Maera dodged another swipe of his claws. "I don't think Bhaal had much of a succession plan in mind," she panted. "You may have been the first, but to him, you were just one of many."
Abazigal breathed an enraged streak of lightening at her once more, and this time, it was more than Imoen's shield could bear. The magic broke, and Abazigal's long mouth curved in a reptilian smile as he inhaled to breathe again. A sphere of white-hot flame exploded across his face as he did, curling the edges of his scales and eliciting a scream of pain. Kelsey had chosen his moment well.
He tossed another fireball, aiming for Abazigal's throat, trying to buy Imoen time to recast the shields on those in the melee. The sky blue scales at the juncture of head and neck charred, and the dragon's fury was both gratifying and frightening. His tail sliced through the air once more, and this time, it couldn't be avoided. Minsc hit the ground hard, a long dent stretching the width of his breastplate, and Kelsey could only console himself that it must have hurt Abazigal just as much. Jaheira aimed her attention at the wound Maera had opened in his foreleg, striking at the weakened limb to throw the dragon off balance, and he raised the other to slash her out of the way. Maera turned and saw the claws descending. She grabbed the druid's shoulders and hurled her out of the way, just before the outer talon caught her at the right shoulder, cutting through her armor like tissue, shattering bone and ripping flesh. The blow drove her to her knees, eyes wide and staring with shock, but for an instant it seemed to Kelsey that she looked at him. Then they rolled back in her head, and she dropped face first to the ground, her blood pooling on the stone floor.
"One of many, indeed," Abazigal rasped.
Kelsey heard the rest of the group shout their anger, their fear, their defiance, but all he could see was her blood, and all he could think was No.
Not like this. She couldn't die like this. Not now. No. No. Nononononono…
"NO!" His hands rose with his voice.
The magic that lived within him was energy. Somewhere in his mind, or his soul, or somewhere else, deep within, it had a sort of reservoir, where it remained until conscious thought gave it shape, turning it into fire, ice, acid, or whatever form he needed it to take. But there was no conscious thought now, only rage and denial. The power that left his hands was raw, unfiltered, unfettered magic, the pure energy of the Weave itself, and it struck Abazigal like a titan's fist, the air around the dragon shimmering like a heat mirage. It seemed to have no end, pouring through him not to burn or freeze but simply eradicate. Scales peeled from skin, which melted from muscle, which evaporated from bone, and all the while Abazigal screamed in agony.
Then there was silence. Kelsey barely felt the ground shudder as the dragon toppled in a heap, barely registered the stares of the others.

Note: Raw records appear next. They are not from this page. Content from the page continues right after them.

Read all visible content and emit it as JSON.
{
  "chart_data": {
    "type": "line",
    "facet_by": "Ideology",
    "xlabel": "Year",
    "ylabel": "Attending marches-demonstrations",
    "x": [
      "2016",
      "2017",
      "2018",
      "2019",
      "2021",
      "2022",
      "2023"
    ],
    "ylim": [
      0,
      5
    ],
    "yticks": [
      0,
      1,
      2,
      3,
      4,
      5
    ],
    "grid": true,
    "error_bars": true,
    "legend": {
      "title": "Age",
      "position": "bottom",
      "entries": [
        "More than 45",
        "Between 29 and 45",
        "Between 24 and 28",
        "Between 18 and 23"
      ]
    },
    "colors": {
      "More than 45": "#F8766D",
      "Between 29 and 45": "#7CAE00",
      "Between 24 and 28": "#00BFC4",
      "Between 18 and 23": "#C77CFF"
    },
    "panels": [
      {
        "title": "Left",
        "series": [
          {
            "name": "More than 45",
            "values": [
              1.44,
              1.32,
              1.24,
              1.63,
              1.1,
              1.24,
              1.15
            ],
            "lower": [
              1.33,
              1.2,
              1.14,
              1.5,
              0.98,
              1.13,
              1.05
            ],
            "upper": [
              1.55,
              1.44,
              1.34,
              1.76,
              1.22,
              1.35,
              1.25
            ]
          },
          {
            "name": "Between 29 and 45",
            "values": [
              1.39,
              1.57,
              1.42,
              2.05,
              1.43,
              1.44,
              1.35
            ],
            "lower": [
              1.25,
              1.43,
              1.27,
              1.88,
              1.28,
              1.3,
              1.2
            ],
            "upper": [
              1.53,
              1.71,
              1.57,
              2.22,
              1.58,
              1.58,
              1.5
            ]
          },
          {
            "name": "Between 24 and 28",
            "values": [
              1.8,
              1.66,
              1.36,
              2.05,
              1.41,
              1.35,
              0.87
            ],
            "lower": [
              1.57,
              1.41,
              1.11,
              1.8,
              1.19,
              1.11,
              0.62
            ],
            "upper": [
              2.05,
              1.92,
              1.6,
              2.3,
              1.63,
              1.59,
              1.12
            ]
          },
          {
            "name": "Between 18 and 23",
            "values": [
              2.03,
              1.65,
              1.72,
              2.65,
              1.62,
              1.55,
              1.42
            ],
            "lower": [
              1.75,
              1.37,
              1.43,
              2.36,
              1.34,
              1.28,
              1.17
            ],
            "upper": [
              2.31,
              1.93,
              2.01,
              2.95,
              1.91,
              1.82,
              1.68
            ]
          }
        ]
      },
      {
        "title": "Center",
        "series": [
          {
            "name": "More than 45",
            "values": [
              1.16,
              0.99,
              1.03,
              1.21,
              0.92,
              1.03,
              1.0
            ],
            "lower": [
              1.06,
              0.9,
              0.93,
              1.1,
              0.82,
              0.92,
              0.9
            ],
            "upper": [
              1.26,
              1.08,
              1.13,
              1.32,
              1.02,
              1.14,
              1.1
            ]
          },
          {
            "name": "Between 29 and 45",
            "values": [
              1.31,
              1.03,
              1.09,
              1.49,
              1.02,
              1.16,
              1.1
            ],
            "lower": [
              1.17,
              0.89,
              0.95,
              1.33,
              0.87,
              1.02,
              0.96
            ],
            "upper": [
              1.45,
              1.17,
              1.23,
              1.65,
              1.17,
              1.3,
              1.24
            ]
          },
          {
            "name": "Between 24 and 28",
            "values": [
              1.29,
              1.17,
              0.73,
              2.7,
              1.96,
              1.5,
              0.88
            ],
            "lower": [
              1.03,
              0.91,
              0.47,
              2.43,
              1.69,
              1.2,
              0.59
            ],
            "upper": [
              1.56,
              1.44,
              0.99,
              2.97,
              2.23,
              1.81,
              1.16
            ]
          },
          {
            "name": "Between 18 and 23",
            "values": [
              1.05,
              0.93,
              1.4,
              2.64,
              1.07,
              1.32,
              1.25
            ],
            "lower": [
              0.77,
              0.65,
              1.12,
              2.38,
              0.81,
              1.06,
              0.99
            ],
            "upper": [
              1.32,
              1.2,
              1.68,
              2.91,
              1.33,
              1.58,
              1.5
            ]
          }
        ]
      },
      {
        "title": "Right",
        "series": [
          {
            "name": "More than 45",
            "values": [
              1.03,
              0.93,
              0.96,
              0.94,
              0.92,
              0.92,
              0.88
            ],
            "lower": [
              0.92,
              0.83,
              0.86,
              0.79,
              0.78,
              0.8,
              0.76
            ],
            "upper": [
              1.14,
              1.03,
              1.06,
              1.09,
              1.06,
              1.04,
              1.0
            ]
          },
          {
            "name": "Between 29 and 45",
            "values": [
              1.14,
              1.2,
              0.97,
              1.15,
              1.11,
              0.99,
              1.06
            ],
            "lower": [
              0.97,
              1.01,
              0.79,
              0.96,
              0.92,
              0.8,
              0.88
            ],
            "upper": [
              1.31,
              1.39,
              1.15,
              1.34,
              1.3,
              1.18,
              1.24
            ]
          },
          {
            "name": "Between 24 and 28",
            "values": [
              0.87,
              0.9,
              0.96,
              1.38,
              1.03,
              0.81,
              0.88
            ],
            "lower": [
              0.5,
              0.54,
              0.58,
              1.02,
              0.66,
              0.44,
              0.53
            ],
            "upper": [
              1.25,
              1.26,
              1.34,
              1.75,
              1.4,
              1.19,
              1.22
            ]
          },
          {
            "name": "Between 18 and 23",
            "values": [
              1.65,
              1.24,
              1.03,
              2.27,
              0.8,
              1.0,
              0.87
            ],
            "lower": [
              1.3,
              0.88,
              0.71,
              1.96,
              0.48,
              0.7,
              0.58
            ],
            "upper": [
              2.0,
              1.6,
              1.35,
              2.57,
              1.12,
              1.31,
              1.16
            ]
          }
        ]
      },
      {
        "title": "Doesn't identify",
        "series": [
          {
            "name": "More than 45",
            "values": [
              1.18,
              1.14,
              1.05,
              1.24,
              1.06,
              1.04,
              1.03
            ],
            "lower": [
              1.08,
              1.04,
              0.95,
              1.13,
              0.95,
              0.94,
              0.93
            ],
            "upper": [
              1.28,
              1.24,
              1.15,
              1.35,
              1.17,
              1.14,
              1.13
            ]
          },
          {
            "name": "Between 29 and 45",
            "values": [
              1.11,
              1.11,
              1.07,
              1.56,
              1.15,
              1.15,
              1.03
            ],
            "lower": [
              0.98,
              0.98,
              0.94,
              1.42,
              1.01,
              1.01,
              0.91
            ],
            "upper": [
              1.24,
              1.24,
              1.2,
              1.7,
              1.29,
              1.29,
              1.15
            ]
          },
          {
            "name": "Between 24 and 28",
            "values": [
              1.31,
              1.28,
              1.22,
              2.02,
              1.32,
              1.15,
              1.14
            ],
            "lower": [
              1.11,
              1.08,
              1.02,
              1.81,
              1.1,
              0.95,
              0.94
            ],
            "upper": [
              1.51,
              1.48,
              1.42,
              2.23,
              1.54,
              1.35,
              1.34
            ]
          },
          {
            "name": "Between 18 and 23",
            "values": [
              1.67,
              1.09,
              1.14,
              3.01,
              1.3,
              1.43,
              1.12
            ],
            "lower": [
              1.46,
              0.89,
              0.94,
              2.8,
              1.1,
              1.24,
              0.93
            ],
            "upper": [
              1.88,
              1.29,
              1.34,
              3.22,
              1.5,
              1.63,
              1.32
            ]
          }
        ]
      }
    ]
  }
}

His head was so light it seemed it might just float away like a bit of cloud, but his legs felt as if they were made of lead. Jaheira crouched over Maera, and Imoen reached to help her, but stopped halfway, still gaping at Kelsey. "Holy hells, Red," she managed finally, "what was that?"
He had to concentrate very hard to get the muscles in his jaw moving again, and convince his tongue not to loll uselessly in his mouth. He swallowed. "Everything," he said, and wondered why the ground was moving towards him.